Bacaklar da biraz öyle,açamıyoruz ama kendimize bir aralık. Korkuyoruz üstelik
hemde kendimizden. Surlara inat bir savaş var içimizde bu sefer karanlık. İçin için
sesler geliyor, Ağlamaklı tımarhane kafaları. Düşüşten düşünüşe ince çizgiler
aralığında pek de bir dikkatsiziz. Her köprü başı biraz şüphelidir. Geç be
kardeşim karşıya,karşısı dağınık dönüp bakma arkaya orası da öyle. Kaldın ortada bak üstelik aylardan aralık. Ayaz
var, bazen güneş bir kıyak geçip öpüyor yüzümüzden lakin o da bulutlar
arasından bir aralık. Sevdalar da en az bu denli dağınık,neyse bencil davrandım
pencere aralık, göt üşümekte. Popolar gayet sıcak hal bu ki.parmak araları da
aralık,yok mu dolduran diyorum. El ele tutuşuyorum kendimle,çözülmesi güç bir
düğüm işte sevdiğim kadının kirpiklerinde de arıyorum bu kadar aralık arasında
bir aralık,kaldırıp kafamı baktığımda göz kapakları da aralık bana bakıyor
sanki göz bebeklerinde ben varım gibi, her bakış arasında da var göz kapakları
aralık.
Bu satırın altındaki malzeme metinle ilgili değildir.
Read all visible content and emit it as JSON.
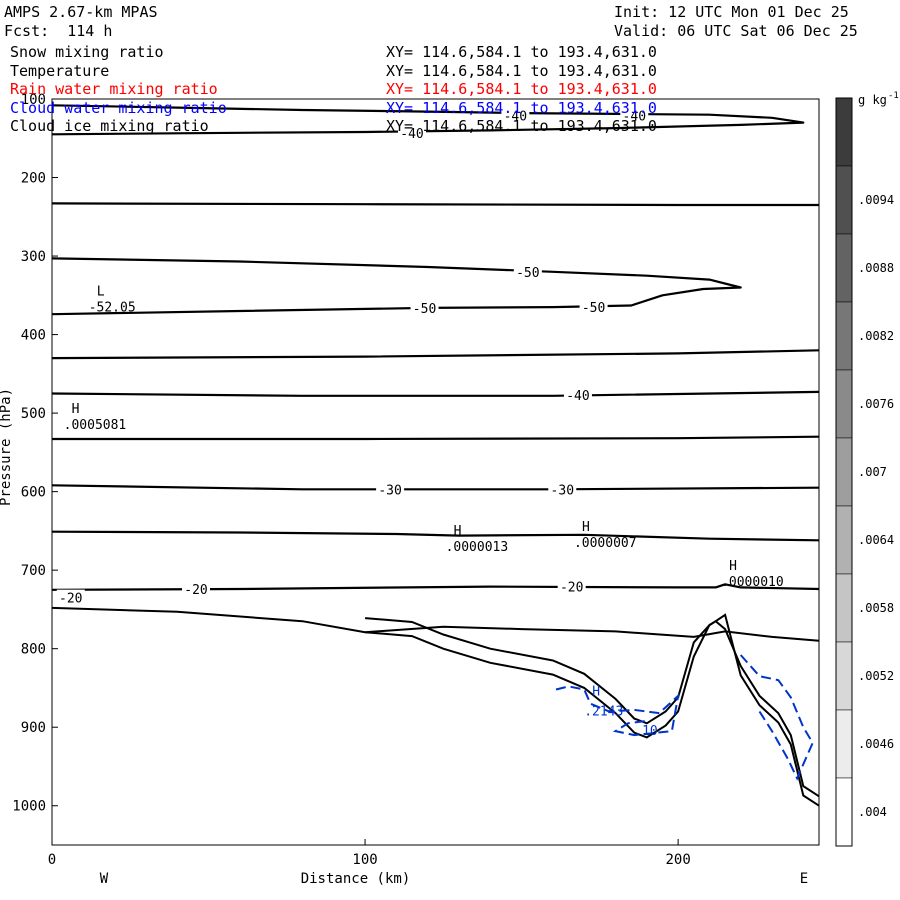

Göz kapakları her oynadığında farklı bir resim türüyor zihnimde ona
karşı ona karşı duygularımda yok bir aralık. Camlar kırık ürkerek açıyorum
kapıları olmasın diye suratımda bir dizi dikiş aralık. Ayna kırıkları da öyle, aynada
ki yüz de yürekler pare pare. Parsel parsel
acı eylemiş şimdi ülkemde ki tüm derebeylikler, birleşecek dermanı
kalmamış hiçbirinin onlar da bir aralık. Hele gel de ağzım olsun kulaklarına
aralık,çanların sirenlerin arasında bari dudağım olsun bir tek tenine kapanık.